Tak ubahnya pil candu yang membuat pelakunya ingin lagi dan lagi. Tanpa disadari, ia telah terjebak pada ide sekuler kapitalisme yang berorientasi pada keuntungan materi. Tanpa memperhatikan halal atau haram dalam menentukan benar dan salah, yang penting menghasilkan.
Mereka yang pernah mengambil utang riba, tetapi masih bisa sukses hingga berani mengambil lagi, sejatinya sedang menggali lubang bencana yang lebih dalam dan mempersiapkan kemusnahan hartanya. Pasalnya, Allah telah mengingatkan akan memusnahkan riba sebagaimana dalam firman-Nya QS. Al-Baqarah ayat 276.
Maka, jangan sekali-kali mencoba mengambil utang riba meski sedikit. Bagi yang sudah terlanjur, maka segera ambil pokoknya saja dan tinggalkan sisanya jika tidak mau diperangi oleh Allah dan Rasul-Nya. Hal ini telah Allah sampaikan dalam Al-Qur’an surah Al-Baqarah ayat 279.
Terjadinya kasus pinjol di kalangan mahasiswa juga dikarenakan adanya paradigma pendidikan di sistem sekuler kapitalisme, yang bertujuan mencetak pelaku-pelaku penghasil materi. Sistem ini tidak menjadikan generasi sebagai penggerak perubahan peradaban. Sekuler kapitalisme telah mengubah tujuan pendidikan dan arah pemikiran generasi cemerlang menjadi terbelakang.
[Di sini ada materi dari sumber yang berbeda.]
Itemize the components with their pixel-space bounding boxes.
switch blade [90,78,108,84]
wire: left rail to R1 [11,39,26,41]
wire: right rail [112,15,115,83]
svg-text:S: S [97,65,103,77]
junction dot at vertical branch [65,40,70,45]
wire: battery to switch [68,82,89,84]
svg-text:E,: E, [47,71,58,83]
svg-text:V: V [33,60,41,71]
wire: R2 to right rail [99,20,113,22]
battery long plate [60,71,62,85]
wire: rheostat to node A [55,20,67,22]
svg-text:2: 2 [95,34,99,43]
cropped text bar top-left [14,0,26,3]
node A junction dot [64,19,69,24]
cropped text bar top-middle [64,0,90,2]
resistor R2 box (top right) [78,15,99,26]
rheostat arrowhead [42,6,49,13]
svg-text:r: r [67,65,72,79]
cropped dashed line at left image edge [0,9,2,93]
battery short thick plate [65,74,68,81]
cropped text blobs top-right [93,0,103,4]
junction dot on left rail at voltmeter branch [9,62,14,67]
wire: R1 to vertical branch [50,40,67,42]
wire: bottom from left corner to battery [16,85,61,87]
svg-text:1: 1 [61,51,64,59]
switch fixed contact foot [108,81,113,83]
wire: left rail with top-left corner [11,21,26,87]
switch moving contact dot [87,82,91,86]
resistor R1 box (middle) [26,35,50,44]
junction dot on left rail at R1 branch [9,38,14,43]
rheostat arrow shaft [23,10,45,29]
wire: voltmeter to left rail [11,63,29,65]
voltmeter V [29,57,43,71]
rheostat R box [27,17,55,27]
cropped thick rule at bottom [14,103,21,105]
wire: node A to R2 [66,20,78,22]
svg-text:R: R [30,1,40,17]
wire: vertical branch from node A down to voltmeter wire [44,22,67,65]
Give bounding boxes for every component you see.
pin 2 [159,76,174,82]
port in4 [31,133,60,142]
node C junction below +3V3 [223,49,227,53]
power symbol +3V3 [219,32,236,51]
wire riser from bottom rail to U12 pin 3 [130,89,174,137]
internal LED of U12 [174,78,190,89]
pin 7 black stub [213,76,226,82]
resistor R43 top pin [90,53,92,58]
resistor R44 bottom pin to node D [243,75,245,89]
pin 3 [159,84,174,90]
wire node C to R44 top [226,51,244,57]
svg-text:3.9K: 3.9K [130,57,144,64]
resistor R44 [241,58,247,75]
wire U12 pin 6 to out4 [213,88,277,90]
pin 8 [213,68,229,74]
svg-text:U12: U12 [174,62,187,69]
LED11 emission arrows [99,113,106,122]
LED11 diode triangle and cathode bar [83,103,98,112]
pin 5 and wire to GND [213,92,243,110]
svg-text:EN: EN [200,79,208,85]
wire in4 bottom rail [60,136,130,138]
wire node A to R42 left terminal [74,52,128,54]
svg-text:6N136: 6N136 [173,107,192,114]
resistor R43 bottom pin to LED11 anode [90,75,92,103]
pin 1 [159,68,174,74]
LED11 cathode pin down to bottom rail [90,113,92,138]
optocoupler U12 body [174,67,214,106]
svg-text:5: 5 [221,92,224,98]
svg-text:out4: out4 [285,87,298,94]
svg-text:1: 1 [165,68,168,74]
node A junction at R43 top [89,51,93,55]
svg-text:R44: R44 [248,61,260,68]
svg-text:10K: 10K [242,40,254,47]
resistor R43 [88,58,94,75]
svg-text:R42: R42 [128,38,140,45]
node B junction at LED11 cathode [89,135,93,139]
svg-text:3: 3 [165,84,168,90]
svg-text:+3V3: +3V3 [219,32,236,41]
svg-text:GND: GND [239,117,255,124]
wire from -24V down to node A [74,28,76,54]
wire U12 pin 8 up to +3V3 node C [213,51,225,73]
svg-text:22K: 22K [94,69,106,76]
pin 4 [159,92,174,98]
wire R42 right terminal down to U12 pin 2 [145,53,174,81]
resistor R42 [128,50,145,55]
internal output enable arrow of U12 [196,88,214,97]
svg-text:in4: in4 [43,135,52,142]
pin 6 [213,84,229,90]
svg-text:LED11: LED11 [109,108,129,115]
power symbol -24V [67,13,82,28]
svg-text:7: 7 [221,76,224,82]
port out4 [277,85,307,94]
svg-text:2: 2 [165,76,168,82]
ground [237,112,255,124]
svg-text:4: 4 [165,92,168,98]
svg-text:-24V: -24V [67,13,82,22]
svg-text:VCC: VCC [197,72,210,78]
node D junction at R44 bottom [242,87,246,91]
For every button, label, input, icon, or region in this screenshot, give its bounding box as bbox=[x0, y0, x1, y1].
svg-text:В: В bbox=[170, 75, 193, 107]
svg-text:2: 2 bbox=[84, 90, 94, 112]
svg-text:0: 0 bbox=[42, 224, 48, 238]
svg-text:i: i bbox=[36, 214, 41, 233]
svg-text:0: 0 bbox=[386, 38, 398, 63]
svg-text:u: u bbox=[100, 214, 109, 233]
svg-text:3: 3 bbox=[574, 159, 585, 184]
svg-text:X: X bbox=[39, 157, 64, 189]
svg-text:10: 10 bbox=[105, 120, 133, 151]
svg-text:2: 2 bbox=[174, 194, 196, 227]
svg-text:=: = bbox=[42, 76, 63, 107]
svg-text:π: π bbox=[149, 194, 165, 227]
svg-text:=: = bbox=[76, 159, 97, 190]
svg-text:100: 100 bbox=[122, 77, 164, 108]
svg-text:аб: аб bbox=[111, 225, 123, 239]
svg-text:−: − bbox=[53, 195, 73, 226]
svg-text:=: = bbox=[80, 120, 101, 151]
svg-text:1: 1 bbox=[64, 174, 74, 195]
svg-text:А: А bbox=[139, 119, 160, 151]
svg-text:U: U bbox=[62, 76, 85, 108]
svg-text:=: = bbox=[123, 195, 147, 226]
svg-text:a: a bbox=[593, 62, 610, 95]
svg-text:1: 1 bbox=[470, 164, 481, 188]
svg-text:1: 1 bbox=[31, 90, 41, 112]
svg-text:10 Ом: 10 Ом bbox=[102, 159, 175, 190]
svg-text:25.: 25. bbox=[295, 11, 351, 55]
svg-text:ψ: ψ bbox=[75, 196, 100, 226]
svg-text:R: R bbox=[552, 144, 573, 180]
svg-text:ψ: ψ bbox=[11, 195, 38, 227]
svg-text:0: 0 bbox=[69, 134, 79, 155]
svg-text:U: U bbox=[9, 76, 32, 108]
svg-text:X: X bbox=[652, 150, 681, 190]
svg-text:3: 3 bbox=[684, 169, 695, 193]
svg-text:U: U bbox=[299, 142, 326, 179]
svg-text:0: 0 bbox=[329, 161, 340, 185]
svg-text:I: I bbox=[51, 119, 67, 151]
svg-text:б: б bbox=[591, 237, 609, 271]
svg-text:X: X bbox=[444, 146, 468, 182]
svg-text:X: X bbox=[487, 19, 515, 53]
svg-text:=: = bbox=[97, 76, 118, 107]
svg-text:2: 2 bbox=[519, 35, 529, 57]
Pendidikan Islam Meraih Kesuksesan Hakiki
Sistem pendidikan dalam Islam berasaskan akidah Islam. Sedangkan, tujuan dan metode pendidikannya adalah membekali akal dengan pemikiran yang sehat. Pendidikan dalam Islam menghasilkan sosok muslim sejati, yang menggunakan ilmu pengetahuannya di setiap aktivitas kehidupan.
Untuk menghasilkan generasi muslim sejati tersebut, perlu diberikan pengajaran tsaqafah Islam dan ilmu pengetahuan. Tsaqafah Islam diberikan pada semua jenjang pendidikan, mulai dasar hingga perguruan tinggi. Tsaqafah Islam terdiri dari akhlak, ibadah, dan muamalah (ekonomi, politik, sosial-budaya, pemerintahan, dan lain-lain). Pendidikan di tingkat perguruan tinggi, dibolehkan mempelajari tsaqafah non-Islam sebagai perbandingan, dengan tujuan untuk makin menguatkan keyakinan dan kesempurnaan Islam.
Sedangkan ilmu pengetahuan (sains) akan diberikan sesuai dengan keperluan dan kemampuan pelajar. Untuk mendapatkan ilmu kedokteran misalnya, tidak perlu menunggu di perguruan tinggi. Jika memang telah mampu, bisa diajarkan saat siswa belajar di tingkat SMA bahkan SMP. Di dalam Islam, tidak ada kesan berbelit-belit dalam menuntut ilmu.
Dari sisi biaya, sistem pendidikan dalam Islam akan ditanggung negara. Ini karena menuntut ilmu adalah kewajiban bagi setiap individu. Sedangkan negara bertanggung jawab terhadap rakyatnya, untuk dapat melaksanakan kewajiban tersebut. Sehingga pelajar tidak perlu mencari tambahan penghasilan untuk membayar biaya pendidikan, apalagi sampai terjerat utang terlebih riba pinjol.
Ketaatan pemimpin negara pada syariat Islam akan menutup pintu-pintu bisnis rusak ala kapitalisme, seperti pinjol, judi, valas, dan berbagai aktivitas ekonomi ribawi yang sering merugikan masyarakat. Sudah saatnya Indonesia dengan mayoritas penduduknya muslim menerapkan aturan yang berasal dari Yang Maha Pengatur, Allah Swt. Dengan menerapkan syariat Islam di seluruh lini kehidupan, masyarakat akan terbebas dari berbagai aktivitas ekonomi merugikan. Bahkan mendapatkan keberkahan dari Allah.
Sebagaimana firman-Nya dalam QS. Al-A'raf: 96 yang menjelaskan sekiranya penduduk negeri beriman dan bertakwa, pasti akan limpahkan-Nya berkah dari langit dan bumi. Mari raih kesuksesan hakiki dengan menerapkan Islam di segala lini. Insyaallah, berkah dapat diraih semua masyarakat.